Falconer joined the Labour Party in 1973, and was a Scottish Labour Party Conference delegate, on behalf of the Transport and General Workers' Union, from 1975 until he was elected as an MEP. He also served as chairman of Fife Trades Council.[3]
In the European Parliament, he supported the cause of striking miners against the Thatcher government and the cause of people who had contracted pleural plaque because of exposure to asbestos, having set a legal precedent when he took forward his own case. He foiled proposals for European secrecy laws by getting himself made rapporteur and then being unable to complete his report because the information he requested was not made available.[4] He also made himself a target for neo-fascist ire, after campaigning against a visit to Edinburgh by Jean-Marie Le Pen of the French National Front.[5] His aide for five years was the newly-graduated Richard Leonard, a future Leader of the Scottish Labour Party.[6]

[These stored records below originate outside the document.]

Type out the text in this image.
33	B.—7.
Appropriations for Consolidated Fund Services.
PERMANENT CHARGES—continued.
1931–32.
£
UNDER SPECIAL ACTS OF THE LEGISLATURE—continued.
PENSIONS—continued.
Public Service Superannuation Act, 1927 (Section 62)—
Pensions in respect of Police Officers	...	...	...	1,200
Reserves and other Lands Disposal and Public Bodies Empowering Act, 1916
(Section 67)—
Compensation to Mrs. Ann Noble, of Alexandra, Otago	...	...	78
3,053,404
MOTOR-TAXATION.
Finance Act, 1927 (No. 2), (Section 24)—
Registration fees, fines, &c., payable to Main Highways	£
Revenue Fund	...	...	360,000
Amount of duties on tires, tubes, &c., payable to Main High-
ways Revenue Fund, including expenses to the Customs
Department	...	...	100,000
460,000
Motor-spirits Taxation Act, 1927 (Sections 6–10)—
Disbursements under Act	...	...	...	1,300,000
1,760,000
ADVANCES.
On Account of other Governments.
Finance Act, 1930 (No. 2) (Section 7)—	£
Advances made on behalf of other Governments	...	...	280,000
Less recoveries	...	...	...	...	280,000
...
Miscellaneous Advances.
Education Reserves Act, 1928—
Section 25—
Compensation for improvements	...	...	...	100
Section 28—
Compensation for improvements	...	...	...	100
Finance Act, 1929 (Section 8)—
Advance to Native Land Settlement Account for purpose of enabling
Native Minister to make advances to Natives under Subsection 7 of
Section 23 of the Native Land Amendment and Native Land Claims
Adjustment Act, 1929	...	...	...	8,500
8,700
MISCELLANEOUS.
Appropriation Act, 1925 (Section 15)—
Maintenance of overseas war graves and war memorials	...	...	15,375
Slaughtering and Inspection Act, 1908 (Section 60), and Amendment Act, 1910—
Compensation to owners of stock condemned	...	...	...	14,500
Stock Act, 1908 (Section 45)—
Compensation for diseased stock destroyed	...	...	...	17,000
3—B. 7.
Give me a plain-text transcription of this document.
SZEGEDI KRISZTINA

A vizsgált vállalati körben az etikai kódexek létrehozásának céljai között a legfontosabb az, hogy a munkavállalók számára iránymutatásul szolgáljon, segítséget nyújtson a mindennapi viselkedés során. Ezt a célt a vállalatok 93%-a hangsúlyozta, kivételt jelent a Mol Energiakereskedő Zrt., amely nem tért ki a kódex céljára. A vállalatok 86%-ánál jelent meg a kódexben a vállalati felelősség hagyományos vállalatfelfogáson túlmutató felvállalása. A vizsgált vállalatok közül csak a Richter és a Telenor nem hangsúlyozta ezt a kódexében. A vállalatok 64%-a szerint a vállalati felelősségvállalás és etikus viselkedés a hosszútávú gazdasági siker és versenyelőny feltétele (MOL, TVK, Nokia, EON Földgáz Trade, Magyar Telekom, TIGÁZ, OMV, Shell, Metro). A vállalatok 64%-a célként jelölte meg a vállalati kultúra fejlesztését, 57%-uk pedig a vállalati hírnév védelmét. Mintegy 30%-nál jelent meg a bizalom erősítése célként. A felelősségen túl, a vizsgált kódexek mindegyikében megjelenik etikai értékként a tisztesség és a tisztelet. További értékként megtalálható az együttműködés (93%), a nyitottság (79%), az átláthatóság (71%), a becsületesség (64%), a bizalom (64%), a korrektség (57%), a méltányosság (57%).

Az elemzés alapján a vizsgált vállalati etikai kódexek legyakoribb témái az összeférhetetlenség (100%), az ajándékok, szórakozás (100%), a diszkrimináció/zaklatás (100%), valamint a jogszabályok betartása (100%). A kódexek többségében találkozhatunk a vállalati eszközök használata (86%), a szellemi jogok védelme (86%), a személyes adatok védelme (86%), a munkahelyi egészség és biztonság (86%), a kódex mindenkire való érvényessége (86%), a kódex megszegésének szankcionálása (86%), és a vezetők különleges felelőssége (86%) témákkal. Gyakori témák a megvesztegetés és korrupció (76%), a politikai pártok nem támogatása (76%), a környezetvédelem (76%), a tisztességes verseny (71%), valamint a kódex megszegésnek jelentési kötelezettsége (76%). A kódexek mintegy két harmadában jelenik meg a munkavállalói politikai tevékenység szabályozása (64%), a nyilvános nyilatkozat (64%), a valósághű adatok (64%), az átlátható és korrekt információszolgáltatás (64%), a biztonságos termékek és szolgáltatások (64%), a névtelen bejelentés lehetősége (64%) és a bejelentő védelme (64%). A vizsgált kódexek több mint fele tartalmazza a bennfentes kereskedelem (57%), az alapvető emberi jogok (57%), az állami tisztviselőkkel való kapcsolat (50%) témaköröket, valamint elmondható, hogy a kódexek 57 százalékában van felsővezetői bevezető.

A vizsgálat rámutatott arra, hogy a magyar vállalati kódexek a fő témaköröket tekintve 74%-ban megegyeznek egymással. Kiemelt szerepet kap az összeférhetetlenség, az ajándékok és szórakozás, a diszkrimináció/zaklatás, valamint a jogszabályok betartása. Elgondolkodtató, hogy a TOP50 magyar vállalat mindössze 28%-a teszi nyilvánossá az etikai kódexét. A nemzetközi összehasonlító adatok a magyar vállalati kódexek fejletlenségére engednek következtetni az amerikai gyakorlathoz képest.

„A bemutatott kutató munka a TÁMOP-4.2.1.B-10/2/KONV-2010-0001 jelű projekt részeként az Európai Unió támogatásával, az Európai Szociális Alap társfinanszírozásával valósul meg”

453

He was a staunch supporter of the founding principles of the Labour Party, fighting for the retention of Labour's commitment to common ownership and redistribution. He supported Tony Benn in the 1988 Labour Party leadership election and was a founding member of the Scottish Labour grouping Campaign for Socialism in 1994.
During his period of office, he served on several European Parliamentary committees – Economic Monetary and Industrial Policy; Environmental and Public Health and Safety; Legal Affairs and Citizens Rights; Regional Policy; and External Trade and Relations.
Following the announcement of Falconer's death, tributes were made by former Prime Minister Gordon Brown and Scottish Labour leader Johann Lamont.[7] [8]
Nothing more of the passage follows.